Hi, my name is Valdeoso Patterson and I'm a clinical research coordinator at Nationwide Children's Hospital. I think it's important to diversify cancer training, the workforce, and cancer disparities research initiatives to represent underserved and underrepresented groups because the population we serve consists of many people who are part of these groups. In regards to research, our nation has a history of wrongdoings towards underserved populations and because of that, many people from these communities are hesitant to be involved in research projects. As a result, we're left with a limitation in our findings due to not being able to recruit a diverse enough sample and take racial or ethnic factors into consideration. According to the American Cancer Society, African Americans have the highest death rate of any racial group in the United States for most cancers. It is necessary that research institutes recruit more Black patients for their studies to find solutions that can lower these rates. However, that will not happen unless everyone is educated on the issues that prevent Black people and other minority groups from partaking in research. I aspire to become a pediatrician as well as a principal investigator. Through my practice, I want to provide accessible and equitable care to every patient no matter their socioeconomic status and through my research, I plan to focus on improving health outcomes for people living in underserved communities.

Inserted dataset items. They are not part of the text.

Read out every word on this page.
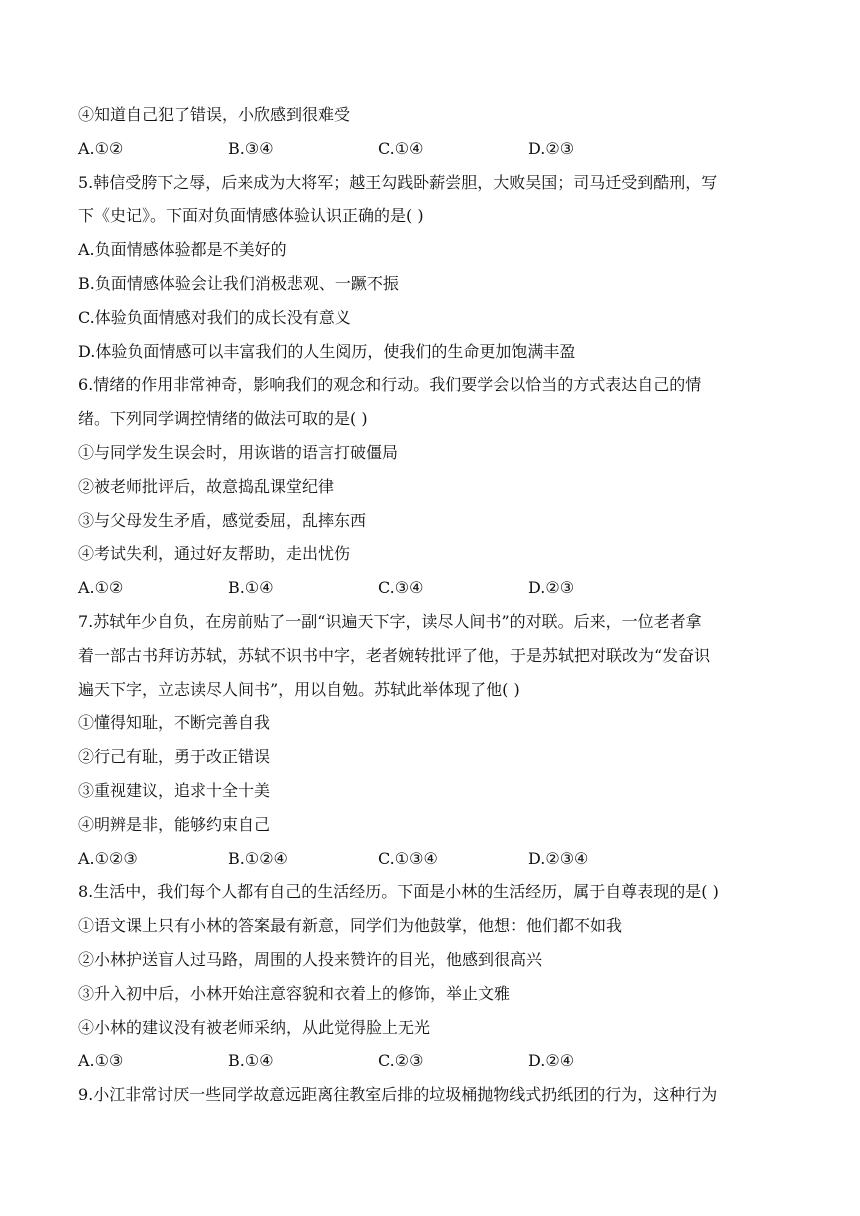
④知道自己犯了错误，小欣感到很难受
A.①②	B.③④	C.①④	D.②③
5.韩信受胯下之辱，后来成为大将军；越王勾践卧薪尝胆，大败吴国；司马迁受到酷刑，写
下《史记》。下面对负面情感体验认识正确的是( )
A.负面情感体验都是不美好的
B.负面情感体验会让我们消极悲观、一蹶不振
C.体验负面情感对我们的成长没有意义
D.体验负面情感可以丰富我们的人生阅历，使我们的生命更加饱满丰盈
6.情绪的作用非常神奇，影响我们的观念和行动。我们要学会以恰当的方式表达自己的情
绪。下列同学调控情绪的做法可取的是( )
①与同学发生误会时，用诙谐的语言打破僵局
②被老师批评后，故意捣乱课堂纪律
③与父母发生矛盾，感觉委屈，乱摔东西
④考试失利，通过好友帮助，走出忧伤
A.①②	B.①④	C.③④	D.②③
7.苏轼年少自负，在房前贴了一副“识遍天下字，读尽人间书”的对联。后来，一位老者拿
着一部古书拜访苏轼，苏轼不识书中字，老者婉转批评了他，于是苏轼把对联改为“发奋识
遍天下字，立志读尽人间书”，用以自勉。苏轼此举体现了他( )
①懂得知耻，不断完善自我
②行己有耻，勇于改正错误
③重视建议，追求十全十美
④明辨是非，能够约束自己
A.①②③	B.①②④	C.①③④	D.②③④
8.生活中，我们每个人都有自己的生活经历。下面是小林的生活经历，属于自尊表现的是( )
①语文课上只有小林的答案最有新意，同学们为他鼓掌，他想：他们都不如我
②小林护送盲人过马路，周围的人投来赞许的目光，他感到很高兴
③升入初中后，小林开始注意容貌和衣着上的修饰，举止文雅
④小林的建议没有被老师采纳，从此觉得脸上无光
A.①③	B.①④	C.②③	D.②④
9.小江非常讨厌一些同学故意远距离往教室后排的垃圾桶抛物线式扔纸团的行为，这种行为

I believe that by accomplishing these two goals, I'll be able to reduce the disparities that we see today in cancer treatment and research.

Vaughn Rogers

At seven years old, the seed of a career in cancer research was planted. My dad, who was working on bevacizumab, introduced me to the disease glioblastoma, a terrible type of brain tumor. I was shocked to learn that nobody survives this diagnosis. Since then, in 2008, still nothing appreciable has changed for the prognosis. So I've decided to dedicate my life to finding a treatment. Due to scientists' hard work, my grandparents have survived other cancer types. On the other hand, glioblastoma patients do not get the benefit of a cure. That must change. As a CURE scholar, I have been supported in my study of the molecular and immune environment of glioblastoma for the past two years as an undergraduate and I look forward to continuing as a graduate and an M.D. Ph.D. student. My dream is for everybody to have the opportunity to live a long, healthy life and not be told that there is no treatment available for their disease.